Libya has an area of 680,000 square miles, but only about 2.5 percent of the area is cultivable. It is a poor agricultural and pastoral country with practically no natural resources.

Libya was taken from Turkey in 1911–1912, but during the first World War the Italians were driven back into the coastal towns by the Turks and Arabs. The pacification of the country began in 1922 and was practically completed in 1932 after a series of bitter campaigns against the Senussi of Cyrenaica. In 1939 the four coastal provinces Tripoli, Misurata, Bengasi, and Derna were declared to be integral parts of Italy.
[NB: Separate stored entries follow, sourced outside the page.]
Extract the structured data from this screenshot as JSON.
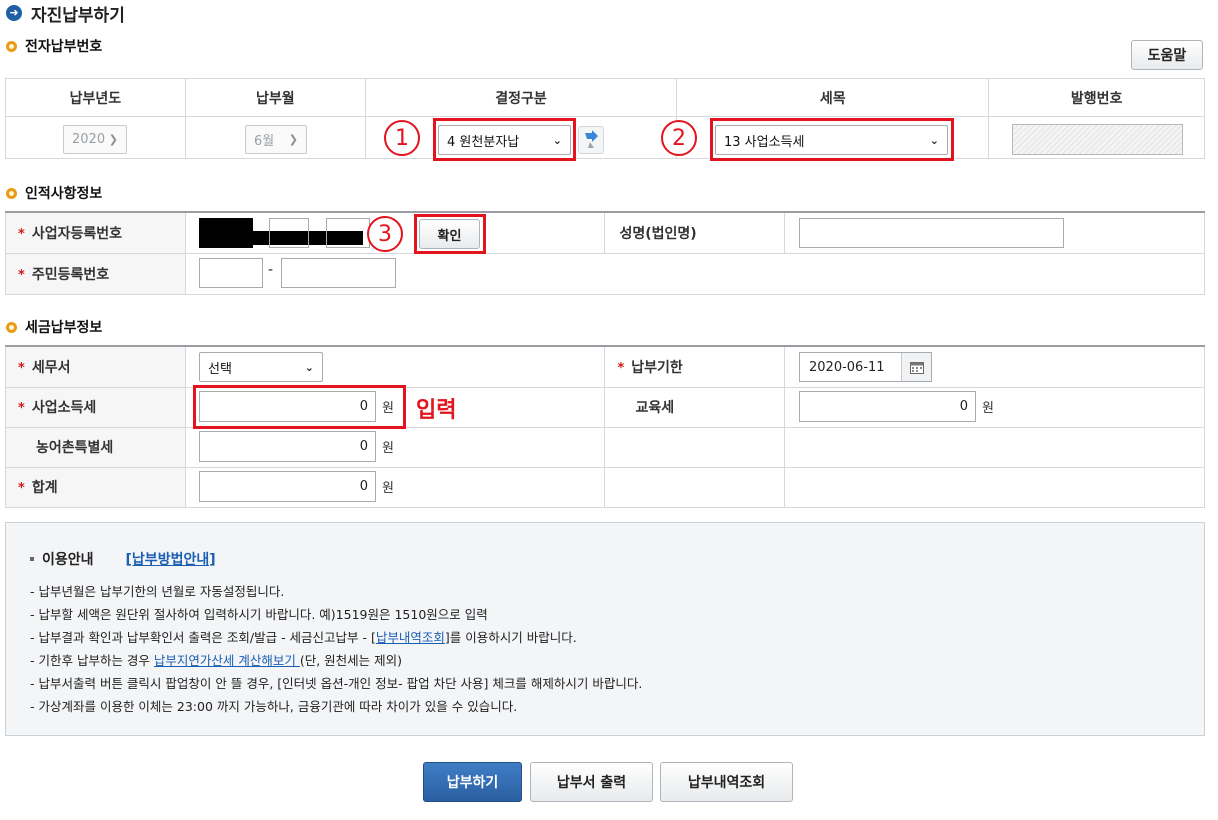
{
  "page": {
    "title": "자진납부하기",
    "help_label": "도움말"
  },
  "sections": {
    "electronic": "전자납부번호",
    "personal": "인적사항정보",
    "tax": "세금납부정보"
  },
  "electronic": {
    "headers": [
      "납부년도",
      "납부월",
      "결정구분",
      "세목",
      "발행번호"
    ],
    "year": "2020",
    "month": "6월",
    "decision": "4 원천분자납",
    "tax_item": "13 사업소득세",
    "issue_no": ""
  },
  "personal": {
    "biz_no_label": "사업자등록번호",
    "confirm_label": "확인",
    "name_label": "성명(법인명)",
    "name_value": "",
    "rrn_label": "주민등록번호",
    "rrn_dash": "-"
  },
  "tax": {
    "office_label": "세무서",
    "office_value": "선택",
    "due_label": "납부기한",
    "due_value": "2020-06-11",
    "income_tax_label": "사업소득세",
    "income_tax_value": "0",
    "edu_tax_label": "교육세",
    "edu_tax_value": "0",
    "rural_tax_label": "농어촌특별세",
    "rural_tax_value": "0",
    "total_label": "합계",
    "total_value": "0",
    "won": "원"
  },
  "annotations": {
    "n1": "1",
    "n2": "2",
    "n3": "3",
    "input_hint": "입력"
  },
  "notice": {
    "title": "이용안내",
    "guide_link": "[납부방법안내]",
    "line1": "- 납부년월은 납부기한의 년월로 자동설정됩니다.",
    "line2": "- 납부할 세액은 원단위 절사하여 입력하시기 바랍니다. 예)1519원은 1510원으로 입력",
    "line3_pre": "- 납부결과 확인과 납부확인서 출력은 조회/발급 - 세금신고납부 - [",
    "line3_link": "납부내역조회",
    "line3_post": "]를 이용하시기 바랍니다.",
    "line4_pre": "- 기한후 납부하는 경우 ",
    "line4_link": "납부지연가산세 계산해보기 ",
    "line4_post": "(단, 원천세는 제외)",
    "line5": "- 납부서출력 버튼 클릭시 팝업창이 안 뜰 경우, [인터넷 옵션-개인 정보- 팝업 차단 사용] 체크를 해제하시기 바랍니다.",
    "line6": "- 가상계좌를 이용한 이체는 23:00 까지 가능하나, 금융기관에 따라 차이가 있을 수 있습니다."
  },
  "buttons": {
    "pay": "납부하기",
    "print": "납부서 출력",
    "history": "납부내역조회"
  },
  "colors": {
    "annotation_red": "#e3141d",
    "primary_blue": "#2f6cb5",
    "section_bullet": "#e99c12"
  }
}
In 1939 the total population was 878,650 of whom 101,986 were Italians. These were distributed as follows:

Tripoli 56,214
Misurata 9,713
Bengasi 26,419
Derna 9,441
Sahara territory    199

The provinces Tripoli and Misurata correspond roughly to the historic Tripolitania and maintained about two-thirds (65,927) of the Italian population. Although most of the Italian population was concentrated in the coastal towns, about 30,000 persons had been established as agricultural colonists, chiefly through the colonization project begun in 1937. A great number of Italian colonists appear to have abandoned their holdings in Cyrenaica with the advance of the British armies, but in Tripolitania large numbers apparently have remained. Some of the Italian settlers have been repatriated to Italy, increasing the burdens of the Italian Government.

Libya is strategically important for control of the central Mediterranean because of its ports and air fields.

On January 8, 1942, Mr. Eden stated: “His Majesty’s Government are determined that at the end of the war the Senussis in Cyrenaica will in no circumstances again fall under Italian domination.”1

  1. See Parliamentary Debates: House of Commons Official Report, 5th Series, vol. 377, col. 78. Concerning later statements by Eden with respect to the Italian colonies, see vol. ii, p. 239.